Видимо, такой поворот разговора мастер предполагал и был к нему готов. Черты его лица опять стали четкими, на скулах заиграл румянец и на губах возникла едкая улыбка:
— А ему, господин Демин, напарнику моему, этот самый срок давности, значит, положен? Ладно, был я в шкуре полицая, но и Савелий носил такой же мундир. Ну, отсидел там сколько-то… Зато сейчас в почете, да еще при ордене боевом, выхваляется. Это мне в точности родственник из Белоруссии отписал. Напарник мой, Савелий, у вас на заводе работает и чем-то подладил товарищу генеральному боссу: квартиру бесплатную вы ему дали, сынков начальничками пожаловали. А мне на чужбине что — французским харчем давиться да слезами свою долю запивать? Мать с тоски по мне в своей деревне померла…
— Со стыда и горя за такого сына померла, — безжалостно уточнил Демин и, выдержав паузу, поинтересовался: — Значит, жив Савелий?
— Говорю же: на вашем заводе работает, и сыновья в начальничках ходют. В священном писании сказано: до двенадцатого колена несут крест вины дети за грехи родителей. Потому я своих детей и не заимел. А Савелий заимел. Где же оно, то проклятие божье на его детей?
Сколько лет с войны минуло, а все-таки вспомнил Демин того Мишку Шакала: не по лицу вспомнил — оно изменилось до неузнаваемости, а по гибким и вкрадчивым движениям, по наклону плеч и головы, на которой выделялись большие оттопыренные уши, по пружинистой вкрадчивости шага, когда тот переступал на месте. Вспомнил: за все это, да за паскудный характер, в пулеметном взводе прозвали Мишку — Шакалом. И это прозвище укоренилось за ним так же прочно, как остается пожизненно на человеке уродливое родимое пятно, которое появилось на нем еще от рождения.

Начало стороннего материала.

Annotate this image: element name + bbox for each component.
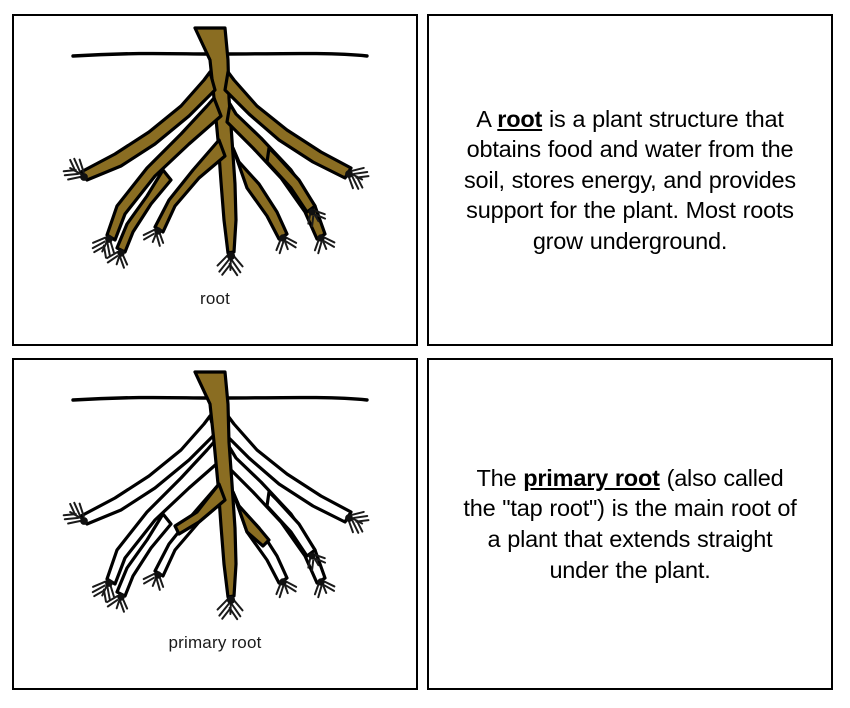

А Мишка-Мишель с истерическим напором жаловался, просил, умолял:
— «Вышкой» у нас на родине назвали расстрел. Да зря я по молодости на коленях перед смертью спасовал — не она самая страшная кара. Не она! Горький хлеб на чужбине, чужой картавый разговор вместо своего родимого слова — пострашнее. Две у меня машины, слышите — две-е! Сяду в любую, до хлебного поля доеду, колос на ладонь положу — не мой это колос, и поле хлебами на ветру не по-нашему, а по-ихнему, по-французскому, шумит. Ни одной нашей березоньки не увидишь — все булонь {5} 5 Булонь — береза (франц.).
да булонь, провалиться бы им пропадом! В своем краю, как в раю, а чужой завсегда адом будет…
Но и эта кара не самая страшная. Вы господин — товарищ Демин в бога, конечно, не веруете? А в землю-матушку нашу, прародительницу нашу и начало всех начал — в нее, родимую, вы верите? Вы ж деревенский — верите? С родимой землей все во мне наиглавнейшее. Кабы мог, родимую мою землю я б сердцем целовал, она ж мягчей чужой перины, в ней и помереть — счастье!
Случайно я услыхал, что советский автомобильный босс, господин Демин, к нам по деловому интересу приехал. Без всякой радости помыслилось: на кой мне черт этот бывший взводный? А увидел вас — доброта ваша справедливая припомнилась, и враз меня осенило: только он тебя, Миша, спасти может! Детей у тебя нет, бог за все грехи не дал, женка померла — туда ей и дорога, а годы катятся, и свою последнюю черту впереди уже видать. И самая страшная кара моя — ох, как же она мертвячьим холодом душу студит, — в чужой земле, проклятым своими, одному-одинокому быть похороненным: самая это страшная кара из всех, какие только есть!